Think of it like highway adoption programs: no one person can maintain the national freeway system, but you can insure that this stretch of road stays safe, litter free, and easy to drive so drivers don’t give it a wide berth. You also make it more likely that a casual drivebys might develop into a repeat visitor for this pretty patch.
Whether you write grimdark erotic thrillers about art theft or gentle right LGBT cozy mystery, partnering with fellow creators with similar tone/
Niches Celebrate Your Uniqueness
Claiming your niche needn’t pigeonhole you, but rather flags fertile terrain within the genre for your promo efforts. Likewise, drilling down into what you’ve written needn’t limit what you plan to write. If anything, conveying a clear sense of your niche allows you to expand your audience gradually and organically over the course of your career.
Obviously a tremendous challenge, but the only one that matters to any promo you do.
Find your unique niche and learn as much about it as you can. Besides gauging the market and zeitgeist, this awareness will help you to network, promote, and set trends rather than chasing them. You’ll learn which classic warhorse tropes keep ‘em in the saddle and sidestep the ones that have been beaten to death. Identifying your niche will help you collaborate with peers and distinguish yourself from them as well.
- Where do the members of this tribe gather and talk?
- Why and how are they drawn to these types of books?
- What other adjoining niches and subjects appeal to them?
- What do they crave and avoid? Who do they trust to recommend titles?
- How do you resemble and stand apart from your bookshelf neighbors?
- Anything perennial or overused? What are the warhorses and dead horses?
Remember: If you aren’t growing, you’re dying. There is no such thing as a static ecosystem. Your work, your voice, your themes, your skills will evolve. We call it creative flow for a reason. That means you need to revisit and reconsider all the above questions regularly to make sure you’re still getting the right word out about what you do.

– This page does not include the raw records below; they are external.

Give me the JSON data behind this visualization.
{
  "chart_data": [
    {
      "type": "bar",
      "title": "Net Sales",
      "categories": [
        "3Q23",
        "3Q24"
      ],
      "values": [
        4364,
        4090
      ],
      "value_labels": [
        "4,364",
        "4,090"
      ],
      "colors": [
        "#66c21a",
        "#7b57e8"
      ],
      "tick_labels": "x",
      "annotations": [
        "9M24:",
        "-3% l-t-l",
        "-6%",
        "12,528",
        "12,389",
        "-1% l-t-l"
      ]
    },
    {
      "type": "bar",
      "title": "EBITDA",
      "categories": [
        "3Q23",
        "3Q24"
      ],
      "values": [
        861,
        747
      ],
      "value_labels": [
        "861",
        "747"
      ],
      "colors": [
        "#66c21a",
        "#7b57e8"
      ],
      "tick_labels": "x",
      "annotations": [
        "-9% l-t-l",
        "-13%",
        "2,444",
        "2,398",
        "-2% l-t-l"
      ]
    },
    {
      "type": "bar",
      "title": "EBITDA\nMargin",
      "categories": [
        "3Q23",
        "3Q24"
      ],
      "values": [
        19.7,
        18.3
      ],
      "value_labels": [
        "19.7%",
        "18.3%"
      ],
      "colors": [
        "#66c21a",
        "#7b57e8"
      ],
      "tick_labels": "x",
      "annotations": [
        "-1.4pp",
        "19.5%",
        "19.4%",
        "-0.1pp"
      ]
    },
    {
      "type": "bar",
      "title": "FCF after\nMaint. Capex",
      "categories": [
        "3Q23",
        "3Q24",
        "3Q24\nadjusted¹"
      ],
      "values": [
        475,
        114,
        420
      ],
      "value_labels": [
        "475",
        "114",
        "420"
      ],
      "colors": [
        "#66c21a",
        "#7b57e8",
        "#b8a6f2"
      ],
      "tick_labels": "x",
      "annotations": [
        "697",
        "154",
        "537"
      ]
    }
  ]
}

As your niche expands and your career allows, you’ll annex additional areas of the genre, but first you need to face your base. What makes you special to them? Establish a basic measure of saturation and market access so that you can gauge when you’ve reached the next level in the industry.
Most importantly, knowing your niche gives you a ringside seat and friendly cohorts as your career unfolds, as markets expand and contract, as trends explode and implode…affording you a real-time snapshot of genre fiction that cannot be beat.